HSE chief, Paul Reid, answered some of the criticism this week about the perceived failure of the health system to build up capacity to cope with the latest surge. He said that while ICU bed capacity had come from a low base pre-pandemic with 255 ICU beds, it is being built up and went as high as 321 ICU beds. But he did emphasise that there was a point at which no health service could cope with the looming situation if it gets as bad as some projections suggest.
Chief clinical officer, Dr Colm Henry, went further. He said that the basic public health measures make the biggest difference. He said the HSE will deliver a good booster campaign and is also expanding health service capacity. However, he asked whether any health system should be designed around one virus taking up most ICU beds. He insisted it would not be a sustainable situation to change the whole health system to deal with the surge needs of one virus.
At the media briefing this week, the counterpoint was made that if the health system was built up further to deal with large Covid numbers, and the virus retreated as a threat, at least that permanent extra capacity would be there for other illnesses and threats.
"Only a whole range of measures is able to get us out of this"
The HSE has written to all major hospitals asking them to plan for a significant reduction in planned surgeries in the weeks ahead, to cope with the Covid surge. Each hospital is being asked to decide locally what services should be cut. Staff are to be redeployed to areas to cope with the Covid surge. The use of private hospital capacity will increase from the current 1,100 'bed days' a week, to around 3,000 'bed days' a week. That's not the same as 1,100 or 3,000 actual beds. A bed day is any time a patient is in a hospital bed, be it for a few hours or overnight. One bed might see many patients over a 24-hour period.
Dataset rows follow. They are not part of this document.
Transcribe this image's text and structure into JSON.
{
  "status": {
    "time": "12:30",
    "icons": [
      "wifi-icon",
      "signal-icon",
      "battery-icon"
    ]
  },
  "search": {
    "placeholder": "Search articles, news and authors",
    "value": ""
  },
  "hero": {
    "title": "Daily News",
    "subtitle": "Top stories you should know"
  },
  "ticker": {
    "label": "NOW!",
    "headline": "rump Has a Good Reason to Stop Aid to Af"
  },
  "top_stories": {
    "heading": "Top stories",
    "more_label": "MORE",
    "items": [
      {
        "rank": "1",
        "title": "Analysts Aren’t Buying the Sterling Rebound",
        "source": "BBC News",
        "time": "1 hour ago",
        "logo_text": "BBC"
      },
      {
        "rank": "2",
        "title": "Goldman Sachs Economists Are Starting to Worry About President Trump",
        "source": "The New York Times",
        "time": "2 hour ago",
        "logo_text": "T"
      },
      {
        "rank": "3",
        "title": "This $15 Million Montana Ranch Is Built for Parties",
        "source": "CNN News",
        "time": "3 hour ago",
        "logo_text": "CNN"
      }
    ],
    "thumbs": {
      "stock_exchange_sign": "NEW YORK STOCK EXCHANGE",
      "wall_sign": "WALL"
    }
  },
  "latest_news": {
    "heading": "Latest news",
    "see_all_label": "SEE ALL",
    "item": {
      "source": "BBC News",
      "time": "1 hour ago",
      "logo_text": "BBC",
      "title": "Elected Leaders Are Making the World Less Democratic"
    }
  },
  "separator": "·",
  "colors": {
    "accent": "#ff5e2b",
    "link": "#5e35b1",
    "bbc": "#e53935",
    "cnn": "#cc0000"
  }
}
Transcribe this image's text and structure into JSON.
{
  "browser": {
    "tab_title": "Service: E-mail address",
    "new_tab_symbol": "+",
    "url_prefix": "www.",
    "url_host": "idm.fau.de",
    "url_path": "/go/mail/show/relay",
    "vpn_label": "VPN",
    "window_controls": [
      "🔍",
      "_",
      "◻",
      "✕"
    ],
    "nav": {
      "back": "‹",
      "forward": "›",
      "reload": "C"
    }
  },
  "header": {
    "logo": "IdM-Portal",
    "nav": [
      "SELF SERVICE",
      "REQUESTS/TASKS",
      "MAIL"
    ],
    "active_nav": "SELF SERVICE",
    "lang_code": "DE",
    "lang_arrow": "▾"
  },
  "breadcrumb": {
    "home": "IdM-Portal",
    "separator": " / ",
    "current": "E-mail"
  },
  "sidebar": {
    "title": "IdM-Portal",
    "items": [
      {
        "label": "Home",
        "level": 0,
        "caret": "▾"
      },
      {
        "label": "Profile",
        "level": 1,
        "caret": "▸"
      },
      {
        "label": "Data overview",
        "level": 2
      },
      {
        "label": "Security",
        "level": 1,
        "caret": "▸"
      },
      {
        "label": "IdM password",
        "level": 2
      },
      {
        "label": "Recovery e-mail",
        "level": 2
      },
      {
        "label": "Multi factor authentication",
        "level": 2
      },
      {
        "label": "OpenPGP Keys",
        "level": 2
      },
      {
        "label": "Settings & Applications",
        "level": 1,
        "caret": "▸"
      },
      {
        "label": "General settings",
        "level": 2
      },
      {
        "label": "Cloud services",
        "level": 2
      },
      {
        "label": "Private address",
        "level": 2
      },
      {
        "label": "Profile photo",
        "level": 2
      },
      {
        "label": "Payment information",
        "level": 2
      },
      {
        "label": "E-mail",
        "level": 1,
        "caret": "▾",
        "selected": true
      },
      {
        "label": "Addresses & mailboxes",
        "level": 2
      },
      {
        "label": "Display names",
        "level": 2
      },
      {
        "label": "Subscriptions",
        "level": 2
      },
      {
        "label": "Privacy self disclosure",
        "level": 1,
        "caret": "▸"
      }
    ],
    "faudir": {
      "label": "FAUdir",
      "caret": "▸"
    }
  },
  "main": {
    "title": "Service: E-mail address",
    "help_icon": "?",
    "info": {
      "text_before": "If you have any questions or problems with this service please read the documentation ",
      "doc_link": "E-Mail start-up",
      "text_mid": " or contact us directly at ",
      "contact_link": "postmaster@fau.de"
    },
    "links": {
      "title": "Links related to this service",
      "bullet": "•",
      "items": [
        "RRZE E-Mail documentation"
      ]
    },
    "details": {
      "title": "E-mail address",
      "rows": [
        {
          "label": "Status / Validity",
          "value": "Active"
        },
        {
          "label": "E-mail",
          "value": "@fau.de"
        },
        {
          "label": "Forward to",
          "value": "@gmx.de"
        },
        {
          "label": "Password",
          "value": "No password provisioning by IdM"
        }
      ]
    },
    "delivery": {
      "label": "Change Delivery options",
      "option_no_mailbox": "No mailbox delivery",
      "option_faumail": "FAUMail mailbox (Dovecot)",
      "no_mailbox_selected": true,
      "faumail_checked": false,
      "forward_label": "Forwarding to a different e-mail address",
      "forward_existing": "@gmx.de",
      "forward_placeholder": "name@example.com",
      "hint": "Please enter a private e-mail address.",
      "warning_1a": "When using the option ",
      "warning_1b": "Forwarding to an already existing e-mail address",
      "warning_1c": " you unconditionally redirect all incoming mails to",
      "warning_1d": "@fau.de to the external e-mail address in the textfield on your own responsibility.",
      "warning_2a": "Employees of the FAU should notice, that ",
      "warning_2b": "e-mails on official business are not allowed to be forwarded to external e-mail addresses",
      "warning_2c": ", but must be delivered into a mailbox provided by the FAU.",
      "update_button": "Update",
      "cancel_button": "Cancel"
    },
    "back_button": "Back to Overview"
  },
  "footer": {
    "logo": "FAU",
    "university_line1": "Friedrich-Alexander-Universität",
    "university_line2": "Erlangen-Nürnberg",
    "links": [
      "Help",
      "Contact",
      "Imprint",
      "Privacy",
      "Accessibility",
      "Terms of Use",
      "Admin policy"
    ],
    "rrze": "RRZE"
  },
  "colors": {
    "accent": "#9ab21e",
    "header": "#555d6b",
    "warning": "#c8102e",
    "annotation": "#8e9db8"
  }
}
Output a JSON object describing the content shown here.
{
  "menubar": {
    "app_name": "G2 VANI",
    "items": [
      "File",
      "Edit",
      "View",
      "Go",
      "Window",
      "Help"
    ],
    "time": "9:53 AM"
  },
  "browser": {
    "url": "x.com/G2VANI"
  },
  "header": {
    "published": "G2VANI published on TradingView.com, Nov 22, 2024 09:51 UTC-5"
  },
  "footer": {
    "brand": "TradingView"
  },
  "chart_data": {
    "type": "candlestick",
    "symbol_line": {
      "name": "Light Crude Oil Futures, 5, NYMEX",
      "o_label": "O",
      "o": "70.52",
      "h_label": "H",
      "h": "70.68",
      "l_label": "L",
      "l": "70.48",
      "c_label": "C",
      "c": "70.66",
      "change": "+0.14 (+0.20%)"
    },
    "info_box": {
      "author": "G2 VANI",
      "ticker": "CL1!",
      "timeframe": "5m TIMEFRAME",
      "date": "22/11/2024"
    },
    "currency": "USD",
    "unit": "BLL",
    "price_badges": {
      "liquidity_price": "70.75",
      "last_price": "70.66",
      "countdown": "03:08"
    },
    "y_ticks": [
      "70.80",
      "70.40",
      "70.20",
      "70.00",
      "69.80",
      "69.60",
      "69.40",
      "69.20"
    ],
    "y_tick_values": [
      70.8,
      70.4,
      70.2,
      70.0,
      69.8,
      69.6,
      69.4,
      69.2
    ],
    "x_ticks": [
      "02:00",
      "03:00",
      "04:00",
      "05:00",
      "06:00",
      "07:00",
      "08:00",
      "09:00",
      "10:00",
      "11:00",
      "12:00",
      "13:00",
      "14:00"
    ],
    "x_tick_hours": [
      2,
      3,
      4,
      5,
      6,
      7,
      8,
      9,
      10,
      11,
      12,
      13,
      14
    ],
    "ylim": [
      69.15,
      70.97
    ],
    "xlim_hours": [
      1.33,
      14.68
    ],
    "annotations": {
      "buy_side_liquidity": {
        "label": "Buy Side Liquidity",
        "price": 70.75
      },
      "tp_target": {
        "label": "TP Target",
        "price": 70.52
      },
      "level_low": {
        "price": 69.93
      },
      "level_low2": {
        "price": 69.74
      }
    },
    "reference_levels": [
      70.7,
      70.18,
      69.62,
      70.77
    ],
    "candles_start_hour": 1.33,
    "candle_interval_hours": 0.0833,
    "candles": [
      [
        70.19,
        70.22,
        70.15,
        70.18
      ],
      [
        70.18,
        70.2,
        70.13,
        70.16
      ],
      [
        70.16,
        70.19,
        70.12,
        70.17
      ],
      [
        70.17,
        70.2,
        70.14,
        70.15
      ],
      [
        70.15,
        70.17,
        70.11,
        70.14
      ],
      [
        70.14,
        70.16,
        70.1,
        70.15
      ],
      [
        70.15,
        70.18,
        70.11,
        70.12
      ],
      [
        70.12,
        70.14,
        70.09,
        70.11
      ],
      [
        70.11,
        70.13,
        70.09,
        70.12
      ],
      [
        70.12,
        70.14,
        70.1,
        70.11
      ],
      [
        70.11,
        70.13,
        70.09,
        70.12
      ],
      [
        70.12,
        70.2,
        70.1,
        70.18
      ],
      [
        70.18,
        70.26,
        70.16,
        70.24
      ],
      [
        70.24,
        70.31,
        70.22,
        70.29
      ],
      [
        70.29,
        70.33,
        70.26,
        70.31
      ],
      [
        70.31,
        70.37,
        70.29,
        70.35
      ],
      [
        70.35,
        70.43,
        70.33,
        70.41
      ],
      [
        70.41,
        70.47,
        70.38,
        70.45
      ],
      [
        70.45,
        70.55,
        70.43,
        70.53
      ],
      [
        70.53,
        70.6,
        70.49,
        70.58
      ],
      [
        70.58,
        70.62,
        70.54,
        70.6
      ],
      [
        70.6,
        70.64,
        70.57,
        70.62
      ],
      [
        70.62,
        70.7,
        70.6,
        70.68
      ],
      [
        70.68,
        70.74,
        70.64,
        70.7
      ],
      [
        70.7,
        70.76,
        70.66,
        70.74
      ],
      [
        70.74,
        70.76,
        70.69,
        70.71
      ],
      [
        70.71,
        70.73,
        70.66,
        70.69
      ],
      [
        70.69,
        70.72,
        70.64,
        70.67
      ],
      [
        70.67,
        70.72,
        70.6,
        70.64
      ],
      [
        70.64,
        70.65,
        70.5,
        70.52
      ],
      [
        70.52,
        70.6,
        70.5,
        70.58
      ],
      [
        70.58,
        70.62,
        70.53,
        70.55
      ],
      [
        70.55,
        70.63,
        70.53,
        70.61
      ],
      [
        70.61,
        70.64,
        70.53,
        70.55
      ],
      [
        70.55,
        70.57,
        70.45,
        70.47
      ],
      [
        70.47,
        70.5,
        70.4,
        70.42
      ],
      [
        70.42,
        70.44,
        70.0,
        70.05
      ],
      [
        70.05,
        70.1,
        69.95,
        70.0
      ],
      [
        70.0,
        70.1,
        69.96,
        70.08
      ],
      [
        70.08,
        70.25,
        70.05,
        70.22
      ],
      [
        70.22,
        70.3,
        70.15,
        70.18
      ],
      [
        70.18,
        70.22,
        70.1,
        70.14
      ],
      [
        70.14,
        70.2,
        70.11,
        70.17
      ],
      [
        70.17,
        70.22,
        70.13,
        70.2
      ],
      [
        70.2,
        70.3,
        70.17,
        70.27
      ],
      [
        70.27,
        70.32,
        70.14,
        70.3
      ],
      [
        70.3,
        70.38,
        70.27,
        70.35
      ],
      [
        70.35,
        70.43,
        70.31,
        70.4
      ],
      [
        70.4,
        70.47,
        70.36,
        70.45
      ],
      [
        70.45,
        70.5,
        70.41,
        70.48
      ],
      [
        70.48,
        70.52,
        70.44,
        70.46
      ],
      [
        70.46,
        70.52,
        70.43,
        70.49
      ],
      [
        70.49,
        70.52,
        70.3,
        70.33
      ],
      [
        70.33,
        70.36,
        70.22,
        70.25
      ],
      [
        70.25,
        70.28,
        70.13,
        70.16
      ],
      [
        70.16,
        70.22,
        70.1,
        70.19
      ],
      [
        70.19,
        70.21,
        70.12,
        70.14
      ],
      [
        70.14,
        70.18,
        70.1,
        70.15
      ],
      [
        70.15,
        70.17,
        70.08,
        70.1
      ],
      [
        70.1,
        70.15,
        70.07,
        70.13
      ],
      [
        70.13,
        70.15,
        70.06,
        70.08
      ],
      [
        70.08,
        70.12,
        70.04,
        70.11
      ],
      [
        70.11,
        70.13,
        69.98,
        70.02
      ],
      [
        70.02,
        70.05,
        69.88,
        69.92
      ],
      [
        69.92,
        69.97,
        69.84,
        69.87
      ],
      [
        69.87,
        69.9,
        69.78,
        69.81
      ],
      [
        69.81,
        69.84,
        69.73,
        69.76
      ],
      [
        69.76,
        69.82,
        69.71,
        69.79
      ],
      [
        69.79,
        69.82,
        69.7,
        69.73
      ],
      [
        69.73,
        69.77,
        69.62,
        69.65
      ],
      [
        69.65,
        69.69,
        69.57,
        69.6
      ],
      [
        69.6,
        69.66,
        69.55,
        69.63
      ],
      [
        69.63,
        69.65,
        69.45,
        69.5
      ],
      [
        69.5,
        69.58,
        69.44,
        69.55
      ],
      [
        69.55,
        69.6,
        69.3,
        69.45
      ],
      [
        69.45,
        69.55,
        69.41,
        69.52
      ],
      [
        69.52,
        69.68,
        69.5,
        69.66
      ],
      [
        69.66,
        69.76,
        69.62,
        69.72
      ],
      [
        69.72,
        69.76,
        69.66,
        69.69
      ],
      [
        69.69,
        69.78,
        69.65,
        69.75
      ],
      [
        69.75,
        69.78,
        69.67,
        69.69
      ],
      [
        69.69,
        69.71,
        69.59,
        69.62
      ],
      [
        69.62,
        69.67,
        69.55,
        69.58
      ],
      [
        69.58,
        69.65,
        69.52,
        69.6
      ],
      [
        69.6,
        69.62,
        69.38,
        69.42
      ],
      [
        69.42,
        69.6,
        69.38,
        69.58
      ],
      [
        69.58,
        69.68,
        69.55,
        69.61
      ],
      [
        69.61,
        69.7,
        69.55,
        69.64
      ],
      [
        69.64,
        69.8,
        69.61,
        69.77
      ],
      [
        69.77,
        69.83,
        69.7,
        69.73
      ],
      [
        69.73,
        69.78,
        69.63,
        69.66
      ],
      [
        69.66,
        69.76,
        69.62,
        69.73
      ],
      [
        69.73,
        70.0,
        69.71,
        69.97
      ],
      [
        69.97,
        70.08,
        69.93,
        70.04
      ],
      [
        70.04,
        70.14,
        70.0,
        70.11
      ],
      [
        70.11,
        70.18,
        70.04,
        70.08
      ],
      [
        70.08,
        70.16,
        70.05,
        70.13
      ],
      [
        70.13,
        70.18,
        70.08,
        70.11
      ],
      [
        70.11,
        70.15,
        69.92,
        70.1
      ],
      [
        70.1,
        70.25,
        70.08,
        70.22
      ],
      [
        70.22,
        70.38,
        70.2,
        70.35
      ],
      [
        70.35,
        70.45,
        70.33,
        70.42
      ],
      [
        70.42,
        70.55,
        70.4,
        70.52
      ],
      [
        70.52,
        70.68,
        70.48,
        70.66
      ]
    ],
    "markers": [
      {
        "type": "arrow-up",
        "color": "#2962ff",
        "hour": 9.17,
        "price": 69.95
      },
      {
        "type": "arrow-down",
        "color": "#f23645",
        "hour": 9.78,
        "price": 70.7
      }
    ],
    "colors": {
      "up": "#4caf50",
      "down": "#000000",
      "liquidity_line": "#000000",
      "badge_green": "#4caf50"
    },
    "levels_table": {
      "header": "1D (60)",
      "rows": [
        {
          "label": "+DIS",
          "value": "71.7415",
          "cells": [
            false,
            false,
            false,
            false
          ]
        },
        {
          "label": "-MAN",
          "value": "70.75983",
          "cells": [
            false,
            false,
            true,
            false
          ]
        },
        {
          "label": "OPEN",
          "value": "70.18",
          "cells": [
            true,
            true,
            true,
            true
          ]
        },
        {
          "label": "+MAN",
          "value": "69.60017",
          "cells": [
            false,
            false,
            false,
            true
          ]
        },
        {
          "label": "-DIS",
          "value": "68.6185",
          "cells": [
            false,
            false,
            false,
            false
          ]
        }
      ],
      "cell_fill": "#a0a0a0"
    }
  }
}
The HSE has also committed to increasing the number of Covid test centres and extending the hours of opening, as well as using more private service capacity. Likewise, with the booster campaign, it has promised to expand vaccination centre capacity. The return of the High Level Task Force on Covid Vaccination to oversee the booster campaign is a sign that things have become very serious. A bit like the return of NPHET recently, when the expectation was that it would be disbanded. However, the virus had different ideas.
The test and trace system is under such pressure now that figures during the week showed that in 61% of cases, the source of transmission is not known. Contact tracing is now being largely focused on vulnerable groups, given the size of the daily case numbers. This happened in late December last year and in January this year.
It is difficult to know what the mixed bag of measures announced this week will achieve. We should know in about three weeks' time.
Hospitality, including nightclubs closing at midnight, may just see people moving back to house parties. Working from home will have some impact on businesses, shops, pubs and hotels and the entertainment industry. Although the long-awaited use of antigen testing in schools is coming, it will not begin until the end of this month. The NIAC approvals this week for expanded use of boosters will take some time to put into operation.
NPHET is due to meet again next Thursday to consider the situation and advise Government. It may be a little soon then to recommend any major new measures. Those decisions may come in the early part of December, when a clearer picture of what we are facing for Christmas will be apparent.
This year has felt longer than the calendar 12 months, just like the year that preceded it. Covid-19 seems to make time stand still; when little seems to change and it dominates our lives and conversations.
It can be a daily, hourly, even minute-by-minute struggle at times to keep going in the face of this terrible test of us all.
To borrow from Beckett, "...you must go on. I can't go on. I'll go on."